This is the resounding message seeping from countless worried companies on both sides of the Atlantic.
As regulators persist in checking on the honesty and integrity of numerous organisations they are fuelling a bonanza of new roles and soaring salaries.
Compliance professional are the toast of financial services
Ian Clark , Hays Financial Markets [1]
Congratulations if you’re a CCO. Fortune suggests you hold one of the “10 hot executive jobs in 2014.” And the Wall Street Journal confirms you have a: “dream career” translated into this revealing chart:
Your salary can reach $232,000 (£142k) a year. In fact, the total compensation for experts like you is up 25 percent on the previous two years. [2]
The drain on top management
Compliance staff are expected to earn their money though. One of the toughest places to work is a financial institution, since this tends to be most in the regulators’ sights.
Concerns about illegality and failure to comply often means digging deep into the company’s past trading history. For instance, the US Justice Department has just announced investigations into possible bribery allegations over winning business from Gadaffi’s Libya, back in 2011.
This latest probe has a parallel criminal enquiry. This may affect Goldman Sachs, Credit Suisse Group AG, J.P. Morgan Chase & Co., Société Générale and a lesser known hedge-fund operator.
Such digging takes a toll. In a letter to shareholders last year Jamie Dimon’s CEO of J.P. Morgan claimed for example, “our control agenda is priority #1.” Which suggests it’s his priority too, taking up not much less than 60% of his time.

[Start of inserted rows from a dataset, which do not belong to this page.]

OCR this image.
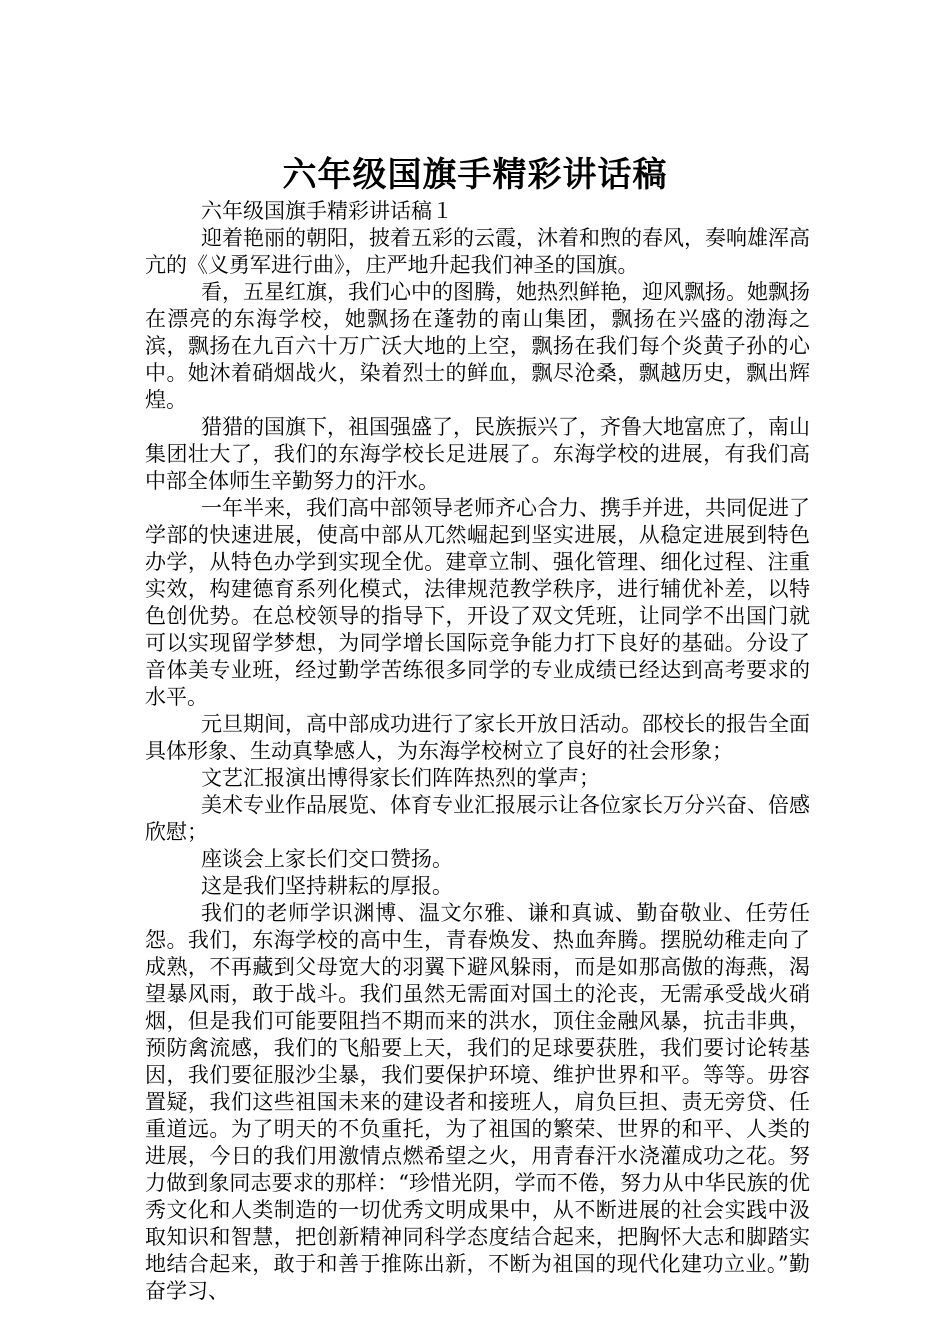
六年级国旗手精彩讲话稿

六年级国旗手精彩讲话稿１

迎着艳丽的朝阳，披着五彩的云霞，沐着和煦的春风，奏响雄浑高亢的《义勇军进行曲》，庄严地升起我们神圣的国旗。

看，五星红旗，我们心中的图腾，她热烈鲜艳，迎风飘扬。她飘扬在漂亮的东海学校，她飘扬在蓬勃的南山集团，飘扬在兴盛的渤海之滨，飘扬在九百六十万广沃大地的上空，飘扬在我们每个炎黄子孙的心中。她沐着硝烟战火，染着烈士的鲜血，飘尽沧桑，飘越历史，飘出辉煌。

猎猎的国旗下，祖国强盛了，民族振兴了，齐鲁大地富庶了，南山集团壮大了，我们的东海学校长足进展了。东海学校的进展，有我们高中部全体师生辛勤努力的汗水。

一年半来，我们高中部领导老师齐心合力、携手并进，共同促进了学部的快速进展，使高中部从兀然崛起到坚实进展，从稳定进展到特色办学，从特色办学到实现全优。建章立制、强化管理、细化过程、注重实效，构建德育系列化模式，法律规范教学秩序，进行辅优补差，以特色创优势。在总校领导的指导下，开设了双文凭班，让同学不出国门就可以实现留学梦想，为同学增长国际竞争能力打下良好的基础。分设了音体美专业班，经过勤学苦练很多同学的专业成绩已经达到高考要求的水平。

元旦期间，高中部成功进行了家长开放日活动。邵校长的报告全面具体形象、生动真挚感人，为东海学校树立了良好的社会形象；

文艺汇报演出博得家长们阵阵热烈的掌声；

美术专业作品展览、体育专业汇报展示让各位家长万分兴奋、倍感欣慰；

座谈会上家长们交口赞扬。

这是我们坚持耕耘的厚报。

我们的老师学识渊博、温文尔雅、谦和真诚、勤奋敬业、任劳任怨。我们，东海学校的高中生，青春焕发、热血奔腾。摆脱幼稚走向了成熟，不再藏到父母宽大的羽翼下避风躲雨，而是如那高傲的海燕，渴望暴风雨，敢于战斗。我们虽然无需面对国土的沦丧，无需承受战火硝烟，但是我们可能要阻挡不期而来的洪水，顶住金融风暴，抗击非典，预防禽流感，我们的飞船要上天，我们的足球要获胜，我们要讨论转基因，我们要征服沙尘暴，我们要保护环境、维护世界和平。等等。毋容置疑，我们这些祖国未来的建设者和接班人，肩负巨担、责无旁贷、任重道远。为了明天的不负重托，为了祖国的繁荣、世界的和平、人类的进展，今日的我们用激情点燃希望之火，用青春汗水浇灌成功之花。努力做到象同志要求的那样：“珍惜光阴，学而不倦，努力从中华民族的优秀文化和人类制造的一切优秀文明成果中，从不断进展的社会实践中汲取知识和智慧，把创新精神同科学态度结合起来，把胸怀大志和脚踏实地结合起来，敢于和善于推陈出新，不断为祖国的现代化建功立业。”勤奋学习、
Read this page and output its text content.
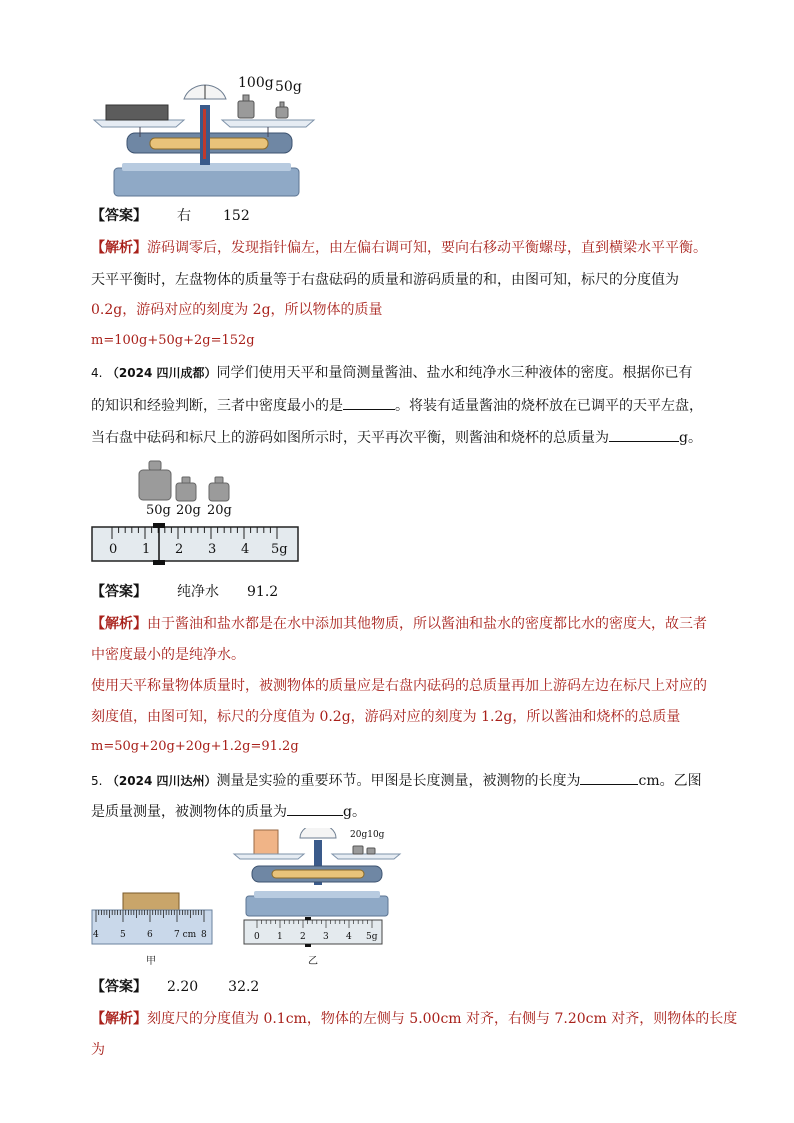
100g 50g
【答案】 右 152
【解析】游码调零后，发现指针偏左，由左偏右调可知，要向右移动平衡螺母，直到横梁水平平衡。
天平平衡时，左盘物体的质量等于右盘砝码的质量和游码质量的和，由图可知，标尺的分度值为
0.2g，游码对应的刻度为 2g，所以物体的质量
m=100g+50g+2g=152g
4. （2024 四川成都）同学们使用天平和量筒测量酱油、盐水和纯净水三种液体的密度。根据你已有
的知识和经验判断，三者中密度最小的是	。将装有适量酱油的烧杯放在已调平的天平左盘，
当右盘中砝码和标尺上的游码如图所示时，天平再次平衡，则酱油和烧杯的总质量为	g。
50g 20g 20g
0 1 2 3 4 5g
【答案】 纯净水 91.2
【解析】由于酱油和盐水都是在水中添加其他物质，所以酱油和盐水的密度都比水的密度大，故三者
中密度最小的是纯净水。
使用天平称量物体质量时，被测物体的质量应是右盘内砝码的总质量再加上游码左边在标尺上对应的
刻度值，由图可知，标尺的分度值为 0.2g，游码对应的刻度为 1.2g，所以酱油和烧杯的总质量
m=50g+20g+20g+1.2g=91.2g
5. （2024 四川达州）测量是实验的重要环节。甲图是长度测量，被测物的长度为	cm。乙图
是质量测量，被测物体的质量为	g。
4 5 6 7 cm 8
甲
20g10g
0 1 2 3 4 5g
乙
【答案】 2.20 32.2
【解析】刻度尺的分度值为 0.1cm，物体的左侧与 5.00cm 对齐，右侧与 7.20cm 对齐，则物体的长度
为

Top management effort to cope with this stuff can be draining. A while back for instance, Pequot Capital Management shut its doors amid a revived insider-trading probe. The exhausted 68 year old founder threw in the towel. Denying any impropriety he told investors the continuing investigations “..have cast a cloud over the firm and have become a source of personal distraction. [3]
With this kind of impact along with swinging fines, no wonder one consulting service calls the situation
a battle royal for talent in the compliance space, across the board
A similar trend exists in Asia. There too the regulatory environment is evolving into ever greater complexity.[4] The result is also extra recruitment and higher pay for such experts.

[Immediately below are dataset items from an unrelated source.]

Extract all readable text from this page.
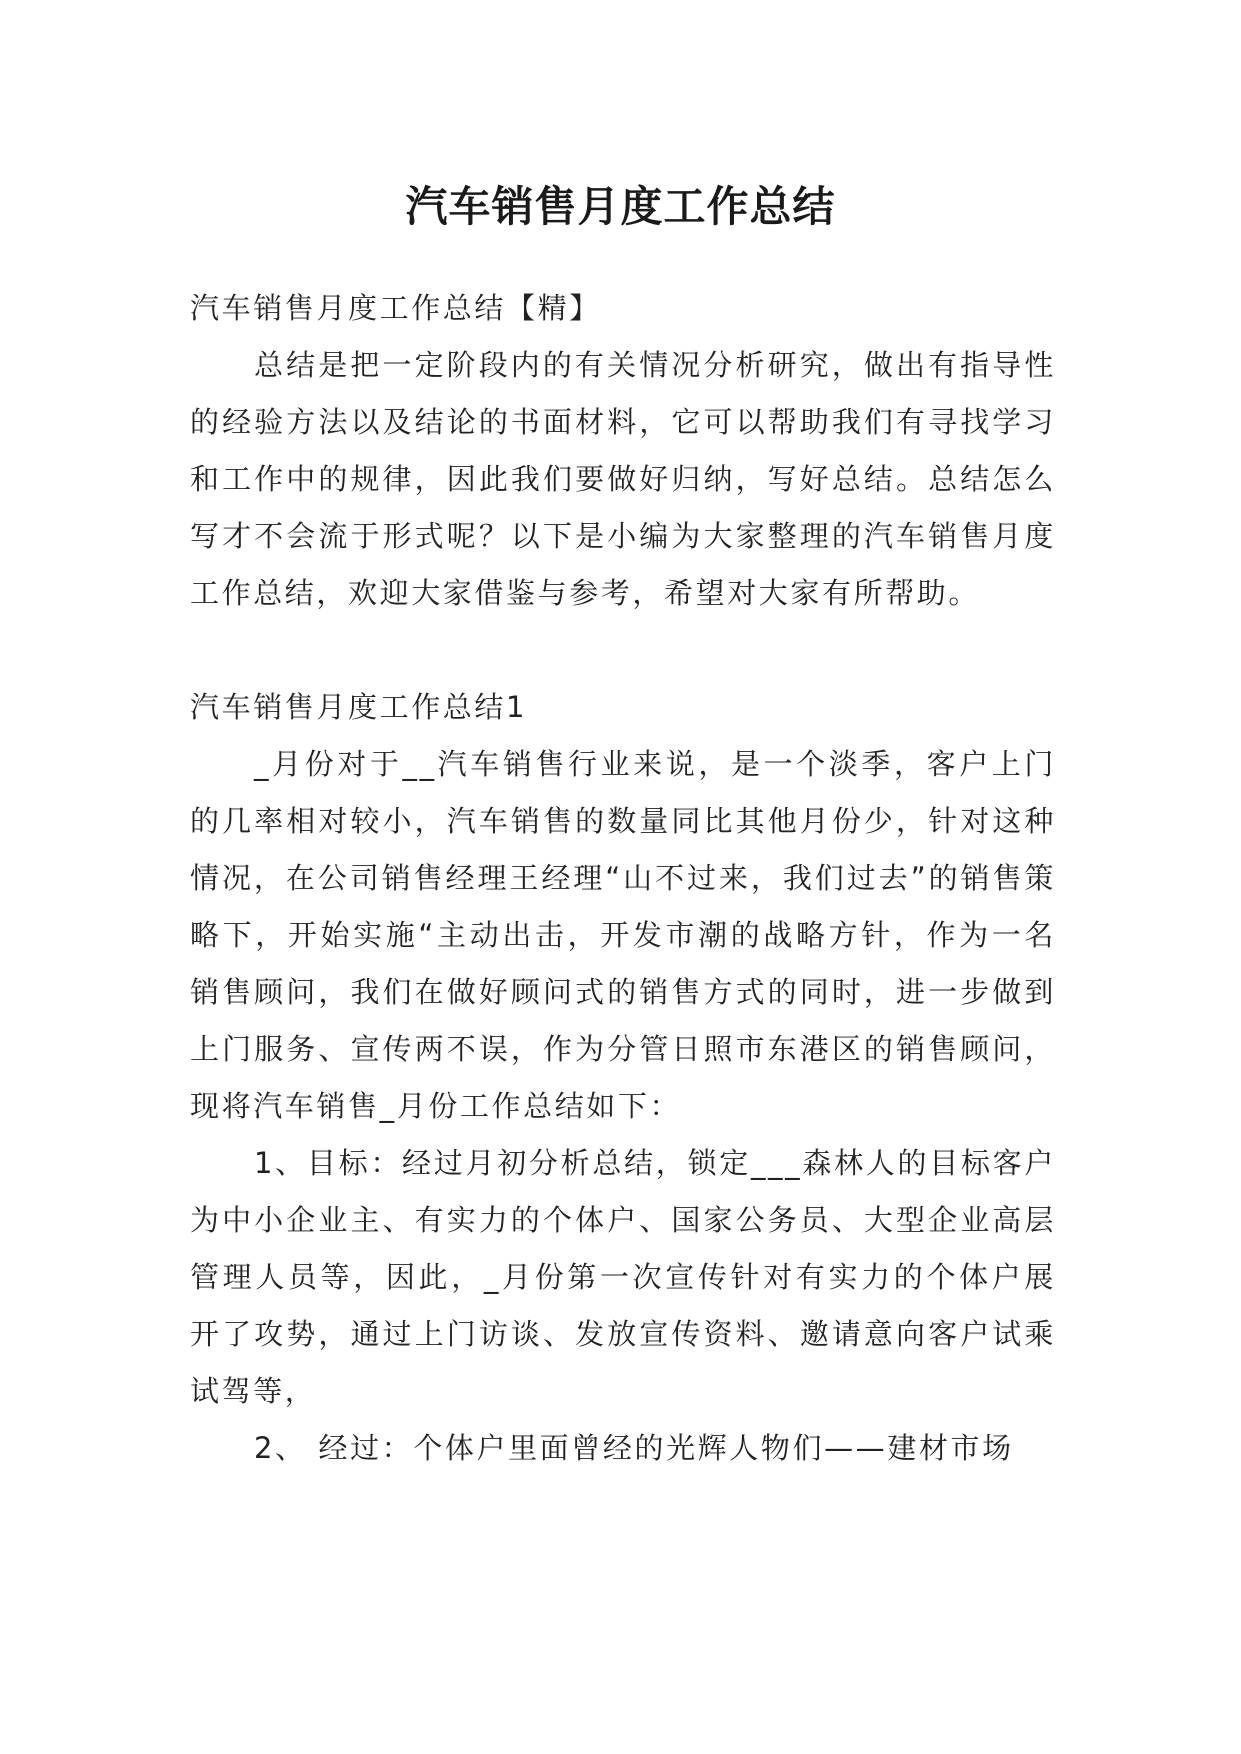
汽车销售月度工作总结

汽车销售月度工作总结【精】

总结是把一定阶段内的有关情况分析研究，做出有指导性的经验方法以及结论的书面材料，它可以帮助我们有寻找学习和工作中的规律，因此我们要做好归纳，写好总结。总结怎么写才不会流于形式呢？以下是小编为大家整理的汽车销售月度工作总结，欢迎大家借鉴与参考，希望对大家有所帮助。

汽车销售月度工作总结1

_月份对于__汽车销售行业来说，是一个淡季，客户上门的几率相对较小，汽车销售的数量同比其他月份少，针对这种情况，在公司销售经理王经理“山不过来，我们过去”的销售策略下，开始实施“主动出击，开发市潮的战略方针，作为一名销售顾问，我们在做好顾问式的销售方式的同时，进一步做到上门服务、宣传两不误，作为分管日照市东港区的销售顾问，现将汽车销售_月份工作总结如下：

1、目标：经过月初分析总结，锁定___森林人的目标客户为中小企业主、有实力的个体户、国家公务员、大型企业高层管理人员等，因此，_月份第一次宣传针对有实力的个体户展开了攻势，通过上门访谈、发放宣传资料、邀请意向客户试乘试驾等，

2、 经过：个体户里面曾经的光辉人物们——建材市场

All this is great should your career happens to be in this area of employment. Not so good if you are trying to keep the costs of meeting regulations and reducing risk within reasonable bounds.
Is LMS the answer?
Apart from hiring an ever-expanding army of experts is there an alternative?

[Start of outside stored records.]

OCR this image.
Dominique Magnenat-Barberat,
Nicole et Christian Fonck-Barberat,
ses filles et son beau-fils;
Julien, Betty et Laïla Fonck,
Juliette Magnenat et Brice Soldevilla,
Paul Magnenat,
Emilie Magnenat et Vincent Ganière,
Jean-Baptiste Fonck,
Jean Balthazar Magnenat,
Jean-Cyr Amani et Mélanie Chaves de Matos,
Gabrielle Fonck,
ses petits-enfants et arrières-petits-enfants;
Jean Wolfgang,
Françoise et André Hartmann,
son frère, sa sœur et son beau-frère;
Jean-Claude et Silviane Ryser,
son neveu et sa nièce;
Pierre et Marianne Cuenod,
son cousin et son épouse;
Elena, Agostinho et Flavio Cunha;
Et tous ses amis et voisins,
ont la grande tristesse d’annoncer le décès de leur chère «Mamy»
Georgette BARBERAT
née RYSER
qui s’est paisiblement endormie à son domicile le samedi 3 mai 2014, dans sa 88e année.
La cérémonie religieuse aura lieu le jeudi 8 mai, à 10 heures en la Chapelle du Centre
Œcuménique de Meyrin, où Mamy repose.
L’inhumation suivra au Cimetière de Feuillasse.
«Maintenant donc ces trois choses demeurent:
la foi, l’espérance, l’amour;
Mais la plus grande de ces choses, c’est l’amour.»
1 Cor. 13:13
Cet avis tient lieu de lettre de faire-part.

One favoured solution is technology. For example, sellers of mechanised learning systems claim these deliver all kinds of benefits including ways to
- Assess whether key individuals understand their obligations, and enough to meet or exceed relevant benchmarks
- Identify and rectify any shortfalls and
- Help maintain the integrity of the overall scheme [5]
These computer-based solutions assume you can automate ethics. Their tick box approach is at odds with what will reduce reputational risk.
Compliance and Ethical Engagement
A viable, long-term solution cannot be to go on hiring new staff and even greater IT investments.
The answer is finding ways to create genuine ethical engagement, in which employees rely on values as their guide for action, rather than be compliance-driven. The chart shows the present situation based on various sources including research by LRN:
Just over four out of ten companies tend to fall into the category of being compliant. That is their employees just follow any rules to the best of their ability, without doing much beyond that.
About half of all companies have staff willing to commit to making the compliance system work. These people though show little real interest in identifying or dealing with difficult ethical choices. However, they do support the overall aim of reducing reputational and regulatory risk.
A small minority, no more than 3% of companies, have genuinely “ethically engaged” staff. These are the ones who are “self-governing”. Their involvement and motivation promotes the risk reduction effort. Three distinct benefits come from this approach:
- People begin to take personal responsibility for ethical choices.
- Awareness at the individual level grows of why unethical behaviour can be so damaging.
- Growth occurs in the confidence to speak up; employees become willing to warn when they see things heading towards trouble.
How to achieve such staff is therefore the critical issue. This is the true challenge facing companies, not the never-ending search for extra compliance workers.